Around this time, articles began appearing in the news parroting the "dangers of pot". According to Smith, "It was during this time that the term 'cannabis' was swapped out for 'marihuana' or 'marijuana,' hoping that the Spanish word would conjure anti-Mexican sentiment" - also referred to now as the "Reefer Madness Era." Shortly after this media campaign spread across the country, the Marihuana Tax Act of 1937 was passed.


After his success at making cannabis illegal across the United States, Anslinger would spend the 1940s implementing his racist agenda by viciously targeting legendary jazz singer Billie Holiday up until the very day that she passed away, with her friends blaming the stress of Anslinger's campaign for her death. Nine years later, Anslinger would continue to target the jazz community. "Arrests involving a certain type of musician in marihuana cases are on the increase," he wrote in a draft letter to the president of the American Federation of Musicians, further clarifying, "I am not talking about the good musicians, but the Jazz type."

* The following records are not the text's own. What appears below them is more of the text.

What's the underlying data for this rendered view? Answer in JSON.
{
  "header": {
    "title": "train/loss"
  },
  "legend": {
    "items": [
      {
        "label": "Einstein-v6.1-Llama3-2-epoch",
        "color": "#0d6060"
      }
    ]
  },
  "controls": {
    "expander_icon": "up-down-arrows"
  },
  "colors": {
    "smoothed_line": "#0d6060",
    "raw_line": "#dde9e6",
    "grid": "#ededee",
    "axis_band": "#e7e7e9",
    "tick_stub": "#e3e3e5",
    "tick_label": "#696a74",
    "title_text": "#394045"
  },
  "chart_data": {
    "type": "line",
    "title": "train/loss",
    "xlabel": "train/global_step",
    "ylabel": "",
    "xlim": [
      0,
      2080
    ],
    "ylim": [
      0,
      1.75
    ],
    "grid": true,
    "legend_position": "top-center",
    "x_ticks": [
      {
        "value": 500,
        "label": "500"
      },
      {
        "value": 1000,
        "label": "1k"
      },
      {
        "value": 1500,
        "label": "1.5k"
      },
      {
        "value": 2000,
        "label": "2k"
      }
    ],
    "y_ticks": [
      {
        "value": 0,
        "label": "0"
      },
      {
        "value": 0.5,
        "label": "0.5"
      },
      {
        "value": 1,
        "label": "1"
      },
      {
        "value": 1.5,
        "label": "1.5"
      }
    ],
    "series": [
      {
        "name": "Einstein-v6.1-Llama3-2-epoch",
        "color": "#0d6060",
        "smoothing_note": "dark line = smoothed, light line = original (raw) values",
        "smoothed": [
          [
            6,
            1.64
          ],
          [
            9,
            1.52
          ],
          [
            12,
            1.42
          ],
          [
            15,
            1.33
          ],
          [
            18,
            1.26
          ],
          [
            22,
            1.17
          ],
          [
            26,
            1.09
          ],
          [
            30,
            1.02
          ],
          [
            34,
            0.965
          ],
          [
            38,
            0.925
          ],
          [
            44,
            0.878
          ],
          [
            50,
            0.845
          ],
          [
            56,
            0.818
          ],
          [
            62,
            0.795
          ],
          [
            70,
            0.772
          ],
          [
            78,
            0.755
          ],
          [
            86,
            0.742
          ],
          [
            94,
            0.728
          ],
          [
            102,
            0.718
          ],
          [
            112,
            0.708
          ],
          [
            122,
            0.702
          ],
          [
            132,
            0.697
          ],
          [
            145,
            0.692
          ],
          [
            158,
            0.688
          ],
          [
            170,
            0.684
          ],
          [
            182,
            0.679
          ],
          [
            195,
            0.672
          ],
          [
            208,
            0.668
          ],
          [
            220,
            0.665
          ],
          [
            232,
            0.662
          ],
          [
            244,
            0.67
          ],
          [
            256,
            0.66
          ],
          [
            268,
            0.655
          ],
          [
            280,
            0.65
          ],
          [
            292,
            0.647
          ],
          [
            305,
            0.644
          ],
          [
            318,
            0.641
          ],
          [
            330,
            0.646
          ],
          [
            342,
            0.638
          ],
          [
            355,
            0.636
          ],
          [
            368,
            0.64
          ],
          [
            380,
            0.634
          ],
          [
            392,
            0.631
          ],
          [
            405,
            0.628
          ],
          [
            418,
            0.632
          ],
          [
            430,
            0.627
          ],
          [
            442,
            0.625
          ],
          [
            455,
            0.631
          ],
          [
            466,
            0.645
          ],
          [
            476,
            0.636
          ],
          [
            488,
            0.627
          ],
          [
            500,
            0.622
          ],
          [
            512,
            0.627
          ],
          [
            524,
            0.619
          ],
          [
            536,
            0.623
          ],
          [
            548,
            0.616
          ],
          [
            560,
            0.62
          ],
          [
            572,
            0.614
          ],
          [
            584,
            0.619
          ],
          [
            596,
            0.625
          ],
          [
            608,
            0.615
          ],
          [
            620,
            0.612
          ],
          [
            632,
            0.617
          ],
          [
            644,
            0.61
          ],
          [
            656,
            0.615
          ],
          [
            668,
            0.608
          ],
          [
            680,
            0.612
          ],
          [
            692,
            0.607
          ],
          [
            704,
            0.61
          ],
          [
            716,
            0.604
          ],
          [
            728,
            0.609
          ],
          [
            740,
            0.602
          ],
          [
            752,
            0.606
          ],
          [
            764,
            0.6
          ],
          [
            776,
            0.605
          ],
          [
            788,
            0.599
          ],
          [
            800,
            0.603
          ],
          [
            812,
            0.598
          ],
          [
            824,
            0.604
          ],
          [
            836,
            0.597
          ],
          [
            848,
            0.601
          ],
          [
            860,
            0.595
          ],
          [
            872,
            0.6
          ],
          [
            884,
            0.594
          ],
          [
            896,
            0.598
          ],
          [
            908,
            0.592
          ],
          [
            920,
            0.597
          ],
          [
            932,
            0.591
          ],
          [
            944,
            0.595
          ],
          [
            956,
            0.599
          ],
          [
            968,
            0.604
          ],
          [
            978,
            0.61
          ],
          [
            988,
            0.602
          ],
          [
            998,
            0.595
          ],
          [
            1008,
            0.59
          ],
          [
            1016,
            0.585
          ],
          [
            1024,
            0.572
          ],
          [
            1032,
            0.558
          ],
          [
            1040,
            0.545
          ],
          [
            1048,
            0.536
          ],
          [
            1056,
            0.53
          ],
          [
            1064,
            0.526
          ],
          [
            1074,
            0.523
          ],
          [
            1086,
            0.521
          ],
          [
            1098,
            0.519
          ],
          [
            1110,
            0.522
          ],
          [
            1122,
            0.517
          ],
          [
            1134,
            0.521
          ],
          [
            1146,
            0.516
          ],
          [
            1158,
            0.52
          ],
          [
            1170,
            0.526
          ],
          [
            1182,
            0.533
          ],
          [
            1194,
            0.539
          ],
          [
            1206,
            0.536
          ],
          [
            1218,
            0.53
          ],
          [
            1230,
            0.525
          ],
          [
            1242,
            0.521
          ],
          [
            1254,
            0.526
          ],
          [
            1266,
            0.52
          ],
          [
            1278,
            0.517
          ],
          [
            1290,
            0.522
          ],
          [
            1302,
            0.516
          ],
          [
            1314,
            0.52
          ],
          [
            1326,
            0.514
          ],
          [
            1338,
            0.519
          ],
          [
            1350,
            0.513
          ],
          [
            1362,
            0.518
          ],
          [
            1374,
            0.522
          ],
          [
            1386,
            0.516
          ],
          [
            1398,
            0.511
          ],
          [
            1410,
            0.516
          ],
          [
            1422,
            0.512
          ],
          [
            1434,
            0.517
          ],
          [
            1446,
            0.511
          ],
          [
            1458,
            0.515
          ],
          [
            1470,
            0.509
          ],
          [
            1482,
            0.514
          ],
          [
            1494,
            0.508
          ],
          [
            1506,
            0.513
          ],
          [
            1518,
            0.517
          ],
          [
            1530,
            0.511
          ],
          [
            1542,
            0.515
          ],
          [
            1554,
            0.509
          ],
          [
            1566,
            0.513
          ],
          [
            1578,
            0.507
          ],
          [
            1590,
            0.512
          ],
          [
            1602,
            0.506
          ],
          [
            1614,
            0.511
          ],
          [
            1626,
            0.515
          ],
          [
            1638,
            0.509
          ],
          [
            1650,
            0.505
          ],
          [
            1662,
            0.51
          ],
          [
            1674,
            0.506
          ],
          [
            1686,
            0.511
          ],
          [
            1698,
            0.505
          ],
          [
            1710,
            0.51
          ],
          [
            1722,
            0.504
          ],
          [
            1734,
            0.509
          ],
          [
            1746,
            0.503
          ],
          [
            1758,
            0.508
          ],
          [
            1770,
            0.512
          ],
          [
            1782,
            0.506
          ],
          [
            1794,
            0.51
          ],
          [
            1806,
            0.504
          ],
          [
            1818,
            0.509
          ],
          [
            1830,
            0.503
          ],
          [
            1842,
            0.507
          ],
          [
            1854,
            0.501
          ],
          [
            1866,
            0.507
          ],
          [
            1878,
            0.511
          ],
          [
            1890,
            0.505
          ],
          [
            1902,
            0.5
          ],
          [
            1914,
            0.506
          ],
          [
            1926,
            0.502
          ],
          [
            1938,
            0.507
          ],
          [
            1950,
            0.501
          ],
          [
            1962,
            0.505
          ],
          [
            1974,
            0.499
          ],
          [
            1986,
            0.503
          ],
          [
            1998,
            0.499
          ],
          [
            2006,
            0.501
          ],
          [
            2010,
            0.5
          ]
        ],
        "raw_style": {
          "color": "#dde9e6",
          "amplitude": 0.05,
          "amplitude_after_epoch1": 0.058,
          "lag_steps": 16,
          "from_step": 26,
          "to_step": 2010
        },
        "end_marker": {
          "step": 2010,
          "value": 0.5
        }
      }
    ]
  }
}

By the time of the 1950s Anslinger would have a decisive hand in all of the country's drug legislation. According to McWilliams, Anslinger was considered the preeminent expert on drugs in America. Anslinger's influence would stretch across the globe over time, as he would travel to different countries peddling his beliefs of cannabis as a dangerous narcotic threatening society. Anslinger would remain as the head of the FBN until the Kennedy administration, however, according to Smith, "his ideas were swiftly adopted by successive administrations - always disproportionately to the detriment of people of color."


And so, by the time we reached the mid-1900s, the perception of cannabis had devolved from being a safe and effective medical treatment option to a dangerous narcotic. While the AMA would continue to fight for cannabis to remain on the USP, 5 years after the passage of the Marihuana Tax Act cannabis was removed from the list where it would be left off for over the next 75 years. From World War 2 and through the 1960s, cannabis was only officially studied in the context of being a dangerous narcotic rather than a medicinal compound. This has led to the, for lack of a better word, criminal lack of medical cannabis research.


Thankfully, in 1964 the "modern" scientific era of cannabis research arrived with the discovery of cannabis' most well-known cannabinoid: THC (delta-9-tetrahydrocannabinol).